Now I have no idea what to say to him. He still likes me, but do I want to get involved with him now while he's helping me?
I lick my lips, shake my head a little, thinking about what to say.
"So don't let me go," I hear myself say.
"Lilah—"
"I'm serious. You want to help with my show? Fine. But you have to commit. All in. No running when it gets uncomfortable or emotional or messy."
"I'm not good at being messy."
"Then learn. Because my life is messy. My art is messy. I'm messy and if you can't handle that, tell me now before I let you in."
He's quiet for a long moment. Calculating. Planning. Doing all the Marcus things.
"Okay."
"Okay?" I question him, because it didn’t sound convincing.
"I'm in. All in. Even when it's messy." He extends his hand across the table. "Partners?"
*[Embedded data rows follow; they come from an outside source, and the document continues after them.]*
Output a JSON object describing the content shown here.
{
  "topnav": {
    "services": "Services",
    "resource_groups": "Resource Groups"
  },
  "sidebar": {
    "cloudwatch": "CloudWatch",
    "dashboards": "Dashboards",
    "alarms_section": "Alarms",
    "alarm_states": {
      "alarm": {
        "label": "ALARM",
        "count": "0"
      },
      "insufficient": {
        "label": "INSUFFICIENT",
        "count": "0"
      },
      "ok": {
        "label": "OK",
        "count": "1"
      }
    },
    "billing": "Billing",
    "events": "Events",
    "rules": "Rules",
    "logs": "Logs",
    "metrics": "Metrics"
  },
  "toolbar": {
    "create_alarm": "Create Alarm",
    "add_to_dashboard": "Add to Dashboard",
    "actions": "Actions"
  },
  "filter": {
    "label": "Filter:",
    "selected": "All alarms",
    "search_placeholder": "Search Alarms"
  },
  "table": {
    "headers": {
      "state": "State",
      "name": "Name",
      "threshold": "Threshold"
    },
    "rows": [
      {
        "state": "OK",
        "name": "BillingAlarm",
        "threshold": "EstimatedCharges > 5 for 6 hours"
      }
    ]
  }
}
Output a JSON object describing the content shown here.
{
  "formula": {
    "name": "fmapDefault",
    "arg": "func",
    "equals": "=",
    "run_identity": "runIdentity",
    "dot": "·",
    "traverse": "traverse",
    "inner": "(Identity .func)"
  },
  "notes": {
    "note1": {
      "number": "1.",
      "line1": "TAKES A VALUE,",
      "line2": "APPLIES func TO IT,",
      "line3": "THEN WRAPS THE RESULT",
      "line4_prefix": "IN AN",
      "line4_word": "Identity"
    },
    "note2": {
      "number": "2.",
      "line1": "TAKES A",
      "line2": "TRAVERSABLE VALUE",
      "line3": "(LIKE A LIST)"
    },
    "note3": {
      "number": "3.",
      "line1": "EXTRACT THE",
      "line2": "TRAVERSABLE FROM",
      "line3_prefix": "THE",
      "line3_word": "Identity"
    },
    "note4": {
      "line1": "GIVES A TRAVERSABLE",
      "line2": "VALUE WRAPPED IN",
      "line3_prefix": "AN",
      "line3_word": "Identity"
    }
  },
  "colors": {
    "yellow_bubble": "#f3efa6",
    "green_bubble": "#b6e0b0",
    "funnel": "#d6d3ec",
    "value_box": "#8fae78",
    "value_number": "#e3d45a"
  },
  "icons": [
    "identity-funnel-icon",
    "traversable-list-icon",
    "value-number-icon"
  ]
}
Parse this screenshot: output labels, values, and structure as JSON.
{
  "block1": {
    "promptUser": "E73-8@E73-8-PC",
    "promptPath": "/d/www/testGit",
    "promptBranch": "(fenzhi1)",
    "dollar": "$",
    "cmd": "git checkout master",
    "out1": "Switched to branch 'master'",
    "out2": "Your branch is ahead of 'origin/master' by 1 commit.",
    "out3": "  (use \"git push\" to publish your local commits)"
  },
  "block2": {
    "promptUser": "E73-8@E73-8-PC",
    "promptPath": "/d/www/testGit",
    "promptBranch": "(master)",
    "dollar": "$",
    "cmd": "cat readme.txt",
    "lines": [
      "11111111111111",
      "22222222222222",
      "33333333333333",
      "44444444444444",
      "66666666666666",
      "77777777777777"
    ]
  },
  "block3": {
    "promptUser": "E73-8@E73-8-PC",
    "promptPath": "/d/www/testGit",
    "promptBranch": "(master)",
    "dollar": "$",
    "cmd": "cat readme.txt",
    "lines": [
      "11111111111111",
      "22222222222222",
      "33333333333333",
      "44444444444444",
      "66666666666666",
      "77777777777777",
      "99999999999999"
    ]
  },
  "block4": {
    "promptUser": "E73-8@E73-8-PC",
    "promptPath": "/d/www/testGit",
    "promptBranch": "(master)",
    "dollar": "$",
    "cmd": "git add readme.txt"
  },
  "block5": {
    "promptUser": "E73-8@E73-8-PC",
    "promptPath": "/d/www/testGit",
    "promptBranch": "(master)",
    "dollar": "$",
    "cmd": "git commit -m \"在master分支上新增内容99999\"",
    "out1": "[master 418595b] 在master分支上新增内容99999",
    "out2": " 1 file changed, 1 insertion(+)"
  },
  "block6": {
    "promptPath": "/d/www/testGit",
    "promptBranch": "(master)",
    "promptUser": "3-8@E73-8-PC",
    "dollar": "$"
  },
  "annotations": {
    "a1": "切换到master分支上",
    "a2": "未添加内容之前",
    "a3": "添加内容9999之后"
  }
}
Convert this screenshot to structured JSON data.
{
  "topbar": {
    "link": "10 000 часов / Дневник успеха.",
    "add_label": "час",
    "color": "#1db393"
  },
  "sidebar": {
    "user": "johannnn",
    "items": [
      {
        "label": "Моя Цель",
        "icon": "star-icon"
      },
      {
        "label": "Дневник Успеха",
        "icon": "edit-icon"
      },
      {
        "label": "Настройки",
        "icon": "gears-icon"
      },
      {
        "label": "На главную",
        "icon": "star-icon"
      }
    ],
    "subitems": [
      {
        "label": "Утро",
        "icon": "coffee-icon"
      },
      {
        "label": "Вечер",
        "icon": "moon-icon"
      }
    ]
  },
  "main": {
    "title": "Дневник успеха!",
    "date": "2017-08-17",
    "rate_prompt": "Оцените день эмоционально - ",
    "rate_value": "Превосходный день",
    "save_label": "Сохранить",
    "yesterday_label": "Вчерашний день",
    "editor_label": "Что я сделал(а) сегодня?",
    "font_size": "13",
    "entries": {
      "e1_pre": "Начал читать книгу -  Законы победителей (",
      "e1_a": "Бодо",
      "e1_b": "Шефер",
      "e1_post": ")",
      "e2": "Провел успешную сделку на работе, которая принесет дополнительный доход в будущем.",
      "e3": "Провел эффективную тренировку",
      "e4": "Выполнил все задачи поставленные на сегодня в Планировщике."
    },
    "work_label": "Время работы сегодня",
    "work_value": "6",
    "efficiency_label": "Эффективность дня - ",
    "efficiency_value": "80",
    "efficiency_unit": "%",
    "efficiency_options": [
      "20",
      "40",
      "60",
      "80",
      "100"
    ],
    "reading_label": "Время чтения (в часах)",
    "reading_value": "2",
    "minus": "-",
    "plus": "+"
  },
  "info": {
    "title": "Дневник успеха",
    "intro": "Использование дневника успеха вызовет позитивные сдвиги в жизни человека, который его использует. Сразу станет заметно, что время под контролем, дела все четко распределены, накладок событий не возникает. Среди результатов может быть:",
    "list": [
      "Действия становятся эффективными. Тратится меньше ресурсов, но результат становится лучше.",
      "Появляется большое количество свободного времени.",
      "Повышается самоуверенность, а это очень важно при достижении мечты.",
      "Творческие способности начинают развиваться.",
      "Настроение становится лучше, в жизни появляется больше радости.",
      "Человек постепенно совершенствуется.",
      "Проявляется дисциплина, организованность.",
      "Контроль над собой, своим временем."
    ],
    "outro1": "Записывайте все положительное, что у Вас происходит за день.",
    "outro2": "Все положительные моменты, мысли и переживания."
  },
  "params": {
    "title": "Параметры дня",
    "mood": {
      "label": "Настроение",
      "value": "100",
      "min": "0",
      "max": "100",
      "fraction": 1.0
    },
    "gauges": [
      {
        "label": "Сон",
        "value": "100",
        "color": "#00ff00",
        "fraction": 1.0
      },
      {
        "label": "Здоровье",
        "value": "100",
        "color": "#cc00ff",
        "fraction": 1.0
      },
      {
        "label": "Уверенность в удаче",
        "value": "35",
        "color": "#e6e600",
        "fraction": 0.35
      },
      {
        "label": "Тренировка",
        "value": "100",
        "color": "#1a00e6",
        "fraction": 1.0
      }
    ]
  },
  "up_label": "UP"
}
I look at him for a moment, because even though he’s said, I'm still not one hundred percent sure he means it, but I take his hand. Feel the warmth, the strength, the slight tremor that suggests he's just as nervous as I am.
"Partners," I agree.
We shake on it, and something shifts. An understanding. A promise.
This isn't just about my thesis anymore.
This is about two people who've been circling each other for three years finally deciding to stop running.
It's terrifying and exhilarating and completely unplanned.
Exactly the way the best things in life happen.